By Benjamin Vermette

The above is an artist's depiction of the view from "Planet Nine". Caltech/R. Hurt (IPAC)

The above is an artist's depiction of the view from "Planet Nine". Caltech/R. Hurt (IPAC)

Is there a 9th planet in our solar system?

Caltech researchers Konstantin Batygin and Mike Brown have found evidence of a ninth planet in our solar system. 

The planet, dubbed Planet Nine, would have a mass 10 times that of Earth and take 10,000 to 20,000 years to make a single revolution around the Sun, hence its late discovery (which shouldn’t be called a discovery yet). Planet Nine would be orbiting the Sun 20 times further out than does Neptune – the outermost planet –, if it exists, and on a highly-elliptical orbit.
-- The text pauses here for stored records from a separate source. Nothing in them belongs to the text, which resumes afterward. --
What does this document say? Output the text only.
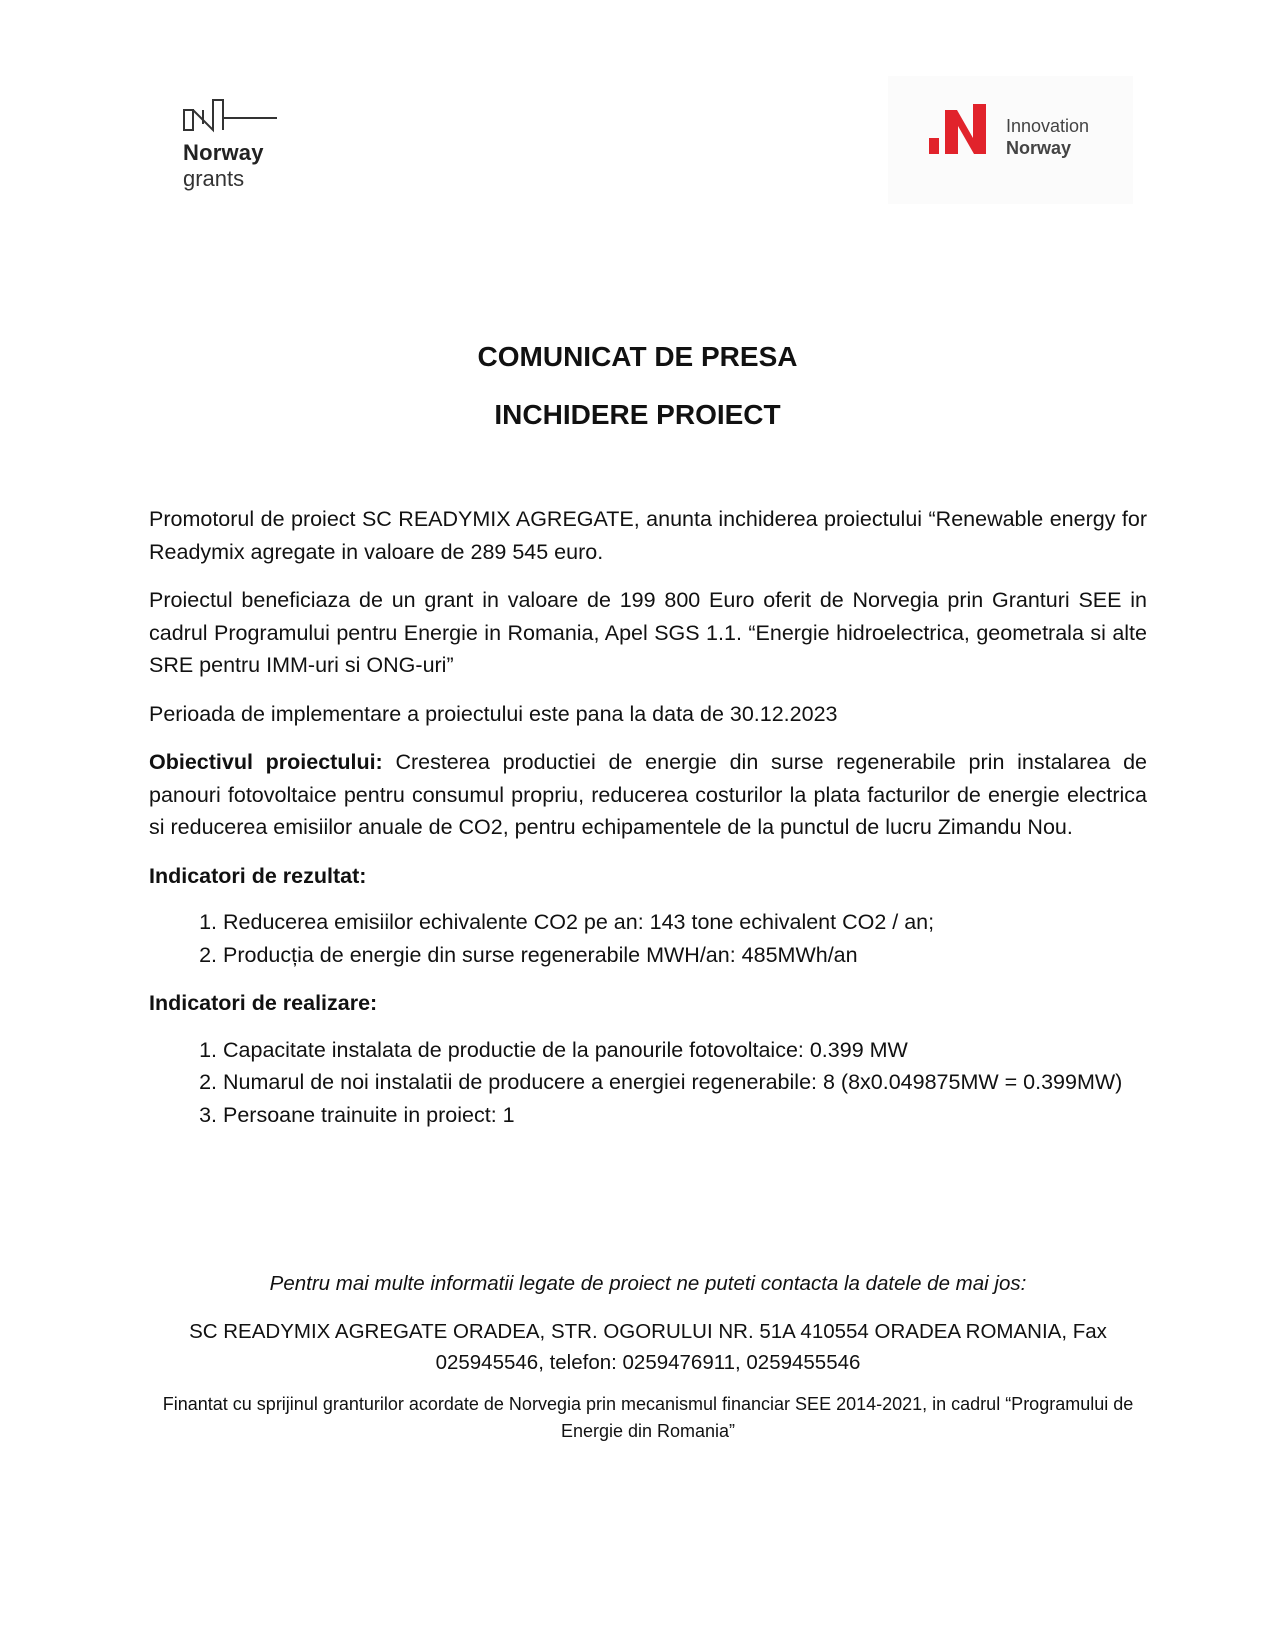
Norway
grants
Innovation
Norway
COMUNICAT DE PRESA
INCHIDERE PROIECT

Promotorul de proiect SC READYMIX AGREGATE, anunta inchiderea proiectului “Renewable energy for Readymix agregate in valoare de 289 545 euro.

Proiectul beneficiaza de un grant in valoare de 199 800 Euro oferit de Norvegia prin Granturi SEE in cadrul Programului pentru Energie in Romania, Apel SGS 1.1. “Energie hidroelectrica, geometrala si alte SRE pentru IMM-uri si ONG-uri”

Perioada de implementare a proiectului este pana la data de 30.12.2023

Obiectivul proiectului: Cresterea productiei de energie din surse regenerabile prin instalarea de panouri fotovoltaice pentru consumul propriu, reducerea costurilor la plata facturilor de energie electrica si reducerea emisiilor anuale de CO2, pentru echipamentele de la punctul de lucru Zimandu Nou.

Indicatori de rezultat:

1. Reducerea emisiilor echivalente CO2 pe an: 143 tone echivalent CO2 / an;
2. Producția de energie din surse regenerabile MWH/an: 485MWh/an

Indicatori de realizare:

1. Capacitate instalata de productie de la panourile fotovoltaice: 0.399 MW
2. Numarul de noi instalatii de producere a energiei regenerabile: 8 (8x0.049875MW = 0.399MW)
3. Persoane trainuite in proiect: 1
Pentru mai multe informatii legate de proiect ne puteti contacta la datele de mai jos:
SC READYMIX AGREGATE ORADEA, STR. OGORULUI NR. 51A 410554 ORADEA ROMANIA, Fax 025945546, telefon: 0259476911, 0259455546
Finantat cu sprijinul granturilor acordate de Norvegia prin mecanismul financiar SEE 2014-2021, in cadrul “Programului de Energie din Romania”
Note that the planet was not observed directly: strange behaviours of some Kuiper Belt Objects (KBOs) lead to the conclusion that a ninth planet might be required. "Although we were initially quite skeptical that this planet could exist, as we continued to investigate its orbit and what it would mean for the outer solar system, we become increasingly convinced that it is out there," says Batygin, an assistant professor of planetary science. "For the first time in over 150 years, there is solid evidence that the solar system's planetary census is incomplete."
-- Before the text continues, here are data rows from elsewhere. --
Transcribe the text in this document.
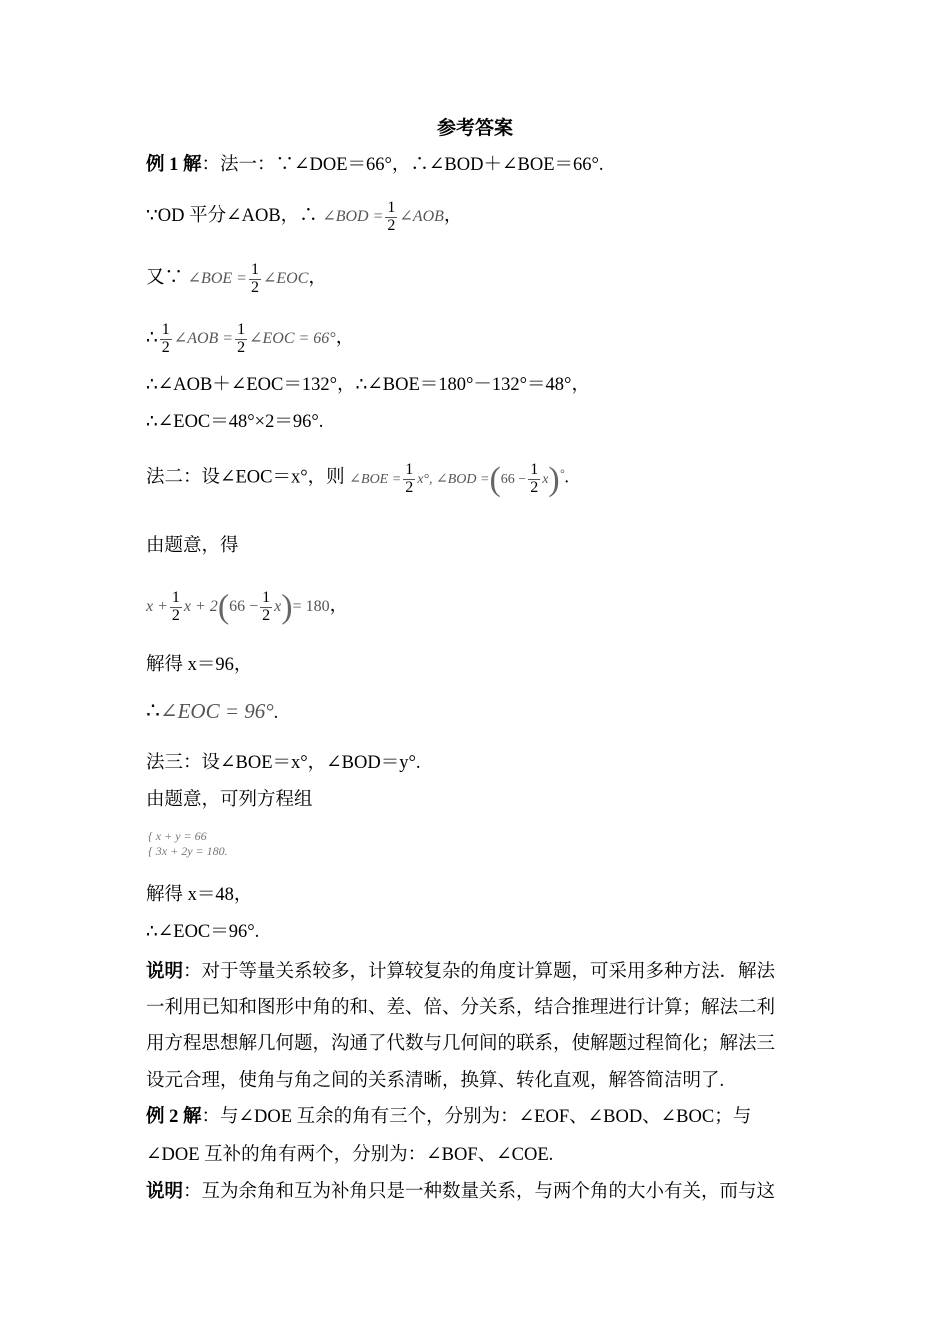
参考答案
例 1 解：法一：∵∠DOE＝66°，∴∠BOD＋∠BOE＝66°.
∵OD 平分∠AOB，∴ ∠BOD = $\frac{1}{2}$ ∠AOB，
又∵ ∠BOE = $\frac{1}{2}$ ∠EOC，
∴ $\frac{1}{2}$ ∠AOB = $\frac{1}{2}$ ∠EOC = 66°，
∴∠AOB＋∠EOC＝132°，∴∠BOE＝180°－132°＝48°，
∴∠EOC＝48°×2＝96°.
法二：设∠EOC＝x°，则 ∠BOE = $\frac{1}{2} x^\circ$, ∠BOD $=(66 - \frac{1}{2} x)^\circ$.
由题意，得
$x + \frac{1}{2}$ $x + 2(66 - \frac{1}{2} x)= 180$，
解得 x＝96，
∴∠EOC = 96°.
法三：设∠BOE＝x°，∠BOD＝y°.
由题意，可列方程组
{ x + y = 66
{ 3x + 2y = 180.
解得 x＝48，
∴∠EOC＝96°.
说明：对于等量关系较多，计算较复杂的角度计算题，可采用多种方法．解法
一利用已知和图形中角的和、差、倍、分关系，结合推理进行计算；解法二利
用方程思想解几何题，沟通了代数与几何间的联系，使解题过程简化；解法三
设元合理，使角与角之间的关系清晰，换算、转化直观，解答简洁明了.
例 2 解：与∠DOE 互余的角有三个，分别为：∠EOF、∠BOD、∠BOC；与
∠DOE 互补的角有两个，分别为：∠BOF、∠COE.
说明：互为余角和互为补角只是一种数量关系，与两个角的大小有关，而与这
Evidence and a mathematical model was enough to get some astronomers – amateurs and professionals – started on a quest for the observation of Planet Nine.

The whole story started in 2014, when a student of Mike Brown found out that orbital features of some KBOs (small celestial objects beyond Pluto) were similar and thus suggested the presence of a small planet to explain this phenomenon.

Brown, an observer, took the problem to Batygin, who is a theorist, and for a year and a half they worked the problem out. Brown observed the sky as well as the KBOs while Batygin worked out what was possible on the physical standpoint using math and physics. “I would bring in some of these observational aspects; he would come back with arguments from theory, and we would push each other. I don't think the discovery would have happened without that back and forth," says Brown.

Shown here is the possible orbit of Planet Nine along with other distant bodies of our solar system with highly-eccentric elliptical orbits. Caltech/R. Hurt (IPAC) 

Shown here is the possible orbit of Planet Nine along with other distant bodies of our solar system with highly-eccentric elliptical orbits. Caltech/R. Hurt (IPAC) 

Note the irony: Mike Brown, potential discoverer of Planet Nine (if it gets officially discovered), was one of the active astronomers who led to Pluto losing its ‘planet’ status, hence his Twitter handle @plutokiller.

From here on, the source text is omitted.